Jacqueline Monahan's Movie Reviews
- Category: Jacqueline Monahan
- Published on 28 June 2013
- Written by Jacqueline Monahan
Las Vegas Round The Clock
Jacqueline Monahan is an educator for the GEAR UP program at UNLV.
She is also an entertainment reporter for Lasvegasroundtheclock.com
The Heat |Sandra Bullock, Melissa McCarthy, Demian Bichir, Marlon Wayans | Review
We already know that the title is slang for law enforcement, but heat can also be caused by friction; ask any Boy Scout. Here, friction is caused by the wildly different styles of FBI Special Agent Sarah Ashburn (Sandra Bullock) and Boston detective Shannon Mullins (Melissa McCarthy). Both team up reluctantly to work on a case to capture a ruthless drug kingpin operating out of Boston.
Uptight, by-the-book Ashburn alienates co-workers with smug arrogance. She’s good at her job but insufferable. Mullins is a maverick, by-any-means-necessary, from-the-‘hood detective with a foul mouth and quick draw. Ashburn is all about the rules; Mullins disregards them at every turn.
Neither woman has ever had a partner, or a meaningful relationship for that matter. Mullins is estranged from her family for locking up her own brother; Ashburn’s most constant companion has been her neighbor’s big red cat.
The two are a dysfunctional dynamic duo, each repelled by the other at first, until repeated exposure on and off the job, including an alcohol-fueled all-nighter bring about a gradual bonding that aids the team in their work (AND personal lives). C’mon, you saw that coming a mile away without binoculars.
Director Paul Feig (Bridesmaids) and first-time screenwriter Katie Dippold (MADtv, Parks and Recreation) stay in familiar territory within the buddy-cop genre, content to let the unique talents of their leading ladies veer the vehicle into fresh territory.
For example, Mullins response to a nurse’s request NOT to use a cell phone in a hospital lobby is to pull a gun on the woman and say, “Yeah? How about now?”
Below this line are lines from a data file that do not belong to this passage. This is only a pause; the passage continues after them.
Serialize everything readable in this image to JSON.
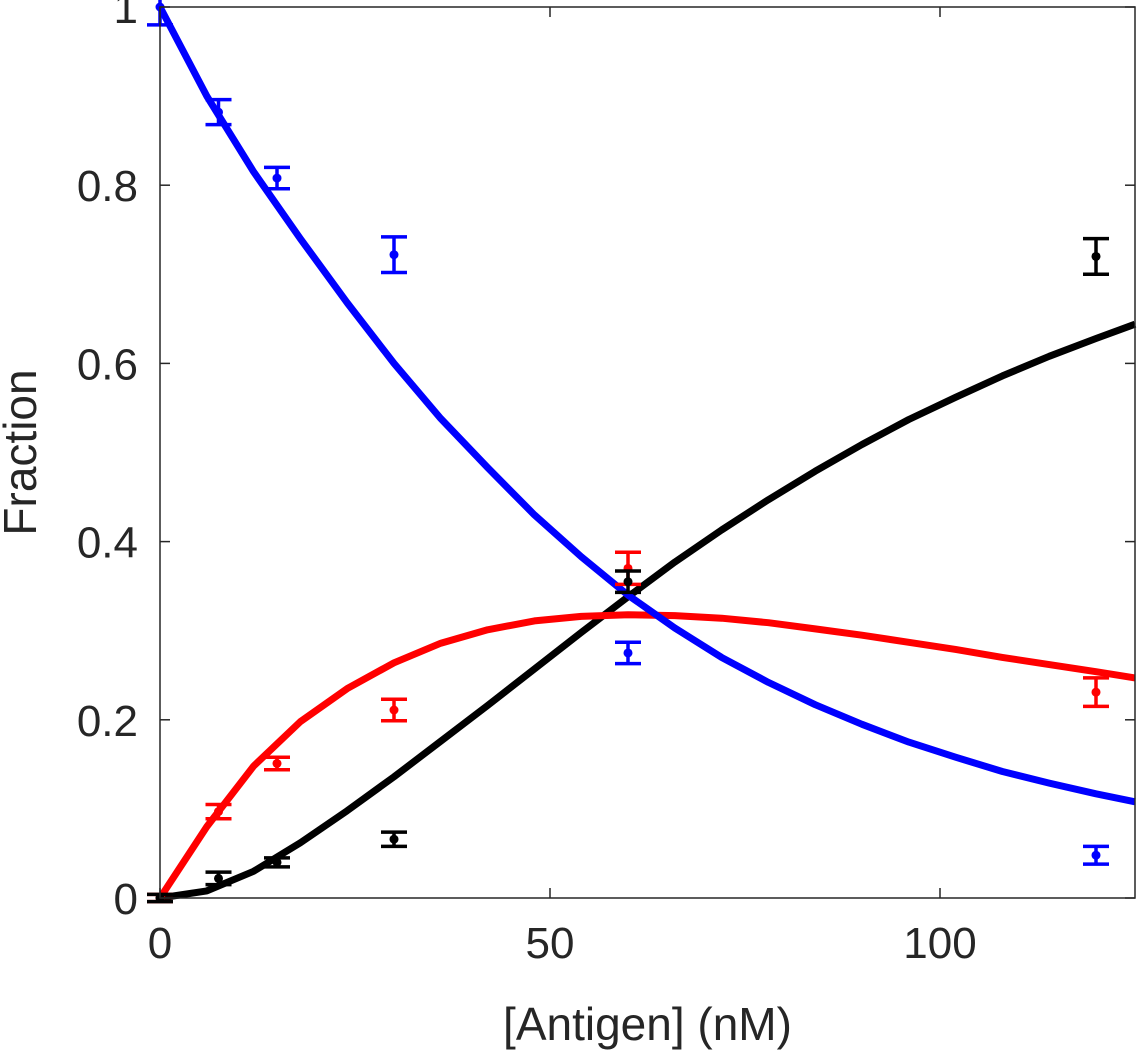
{
  "chart_data": {
    "type": "line",
    "title": "",
    "xlabel": "[Antigen] (nM)",
    "ylabel": "Fraction",
    "xlim": [
      0,
      125
    ],
    "ylim": [
      0,
      1.0
    ],
    "xticks": [
      0,
      50,
      100
    ],
    "xtick_labels": [
      "0",
      "50",
      "100"
    ],
    "yticks": [
      0,
      0.2,
      0.4,
      0.6,
      0.8,
      1.0
    ],
    "ytick_labels": [
      "0",
      "0.2",
      "0.4",
      "0.6",
      "0.8",
      "1"
    ],
    "grid": false,
    "series": [
      {
        "name": "blue",
        "color": "#0000ff",
        "fit": {
          "x": [
            0,
            6,
            12,
            18,
            24,
            30,
            36,
            42,
            48,
            54,
            60,
            66,
            72,
            78,
            84,
            90,
            96,
            102,
            108,
            114,
            120,
            125
          ],
          "y": [
            1.0,
            0.9,
            0.815,
            0.74,
            0.668,
            0.6,
            0.538,
            0.483,
            0.43,
            0.383,
            0.34,
            0.303,
            0.27,
            0.242,
            0.217,
            0.195,
            0.175,
            0.158,
            0.142,
            0.129,
            0.117,
            0.108
          ]
        },
        "points": [
          {
            "x": 0,
            "y": 1.0,
            "err": 0.02
          },
          {
            "x": 7.5,
            "y": 0.882,
            "err": 0.014
          },
          {
            "x": 15,
            "y": 0.808,
            "err": 0.012
          },
          {
            "x": 30,
            "y": 0.722,
            "err": 0.02
          },
          {
            "x": 60,
            "y": 0.275,
            "err": 0.012
          },
          {
            "x": 120,
            "y": 0.048,
            "err": 0.01
          }
        ]
      },
      {
        "name": "red",
        "color": "#ff0000",
        "fit": {
          "x": [
            0,
            6,
            12,
            18,
            24,
            30,
            36,
            42,
            48,
            54,
            60,
            66,
            72,
            78,
            84,
            90,
            96,
            102,
            108,
            114,
            120,
            125
          ],
          "y": [
            0,
            0.08,
            0.148,
            0.198,
            0.235,
            0.264,
            0.286,
            0.301,
            0.311,
            0.316,
            0.318,
            0.317,
            0.314,
            0.309,
            0.302,
            0.295,
            0.287,
            0.279,
            0.27,
            0.262,
            0.254,
            0.247
          ]
        },
        "points": [
          {
            "x": 0,
            "y": 0,
            "err": 0.004
          },
          {
            "x": 7.5,
            "y": 0.097,
            "err": 0.008
          },
          {
            "x": 15,
            "y": 0.151,
            "err": 0.007
          },
          {
            "x": 30,
            "y": 0.211,
            "err": 0.012
          },
          {
            "x": 60,
            "y": 0.37,
            "err": 0.018
          },
          {
            "x": 120,
            "y": 0.231,
            "err": 0.016
          }
        ]
      },
      {
        "name": "black",
        "color": "#000000",
        "fit": {
          "x": [
            0,
            6,
            12,
            18,
            24,
            30,
            36,
            42,
            48,
            54,
            60,
            66,
            72,
            78,
            84,
            90,
            96,
            102,
            108,
            114,
            120,
            125
          ],
          "y": [
            0,
            0.008,
            0.03,
            0.062,
            0.098,
            0.136,
            0.176,
            0.216,
            0.257,
            0.298,
            0.338,
            0.377,
            0.413,
            0.447,
            0.479,
            0.509,
            0.537,
            0.562,
            0.586,
            0.608,
            0.628,
            0.644
          ]
        },
        "points": [
          {
            "x": 0,
            "y": 0,
            "err": 0.004
          },
          {
            "x": 7.5,
            "y": 0.022,
            "err": 0.007
          },
          {
            "x": 15,
            "y": 0.04,
            "err": 0.005
          },
          {
            "x": 30,
            "y": 0.066,
            "err": 0.008
          },
          {
            "x": 60,
            "y": 0.355,
            "err": 0.012
          },
          {
            "x": 120,
            "y": 0.72,
            "err": 0.02
          }
        ]
      }
    ]
  }
}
The normally tidy, suit-wearing Ashburn is talked into blowing her nose using one finger and lung power. Such off-kilter responses make even predictable outcomes seem like new discoveries.
The many F-bombs dropped by Mullins, her over-the-top policing methods and prolonged boss-baiting demand a suspension of disbelief necessary for the film’s premise to work, but the freedom it allows McCarthy ramps up the outrageousness of character actions and dialogue.
"I've just spent the last 30 minutes thinking of ways to kill you," Mullins tells Ashburn on their first face-to-face encounter. You know, the usual small talk that occurs with partners.
Bullock is a flawless straight man who is also adept at physical comedy. McCarthy is a full-speed-ahead, ad-libbing force of nature. The pair’s chemistry is apparent and incendiary, another reason that their adventures resonate with a crude charm. There is also a generosity between the two actresses who don’t vie for individual laughs as much as assist each other in achieving them.
A talented supporting cast includes Demian Bichir, Marlon Wayans, Jane Curtin, Michael Rappaport, Taran Killam, Tony Hale, Dan Bakkedahl, Michael McDonald, and Kaitlin Olson.
The Heat is flawed, crude, and predictable, but the camaraderie between its leading ladies is arresting in every sense of the word.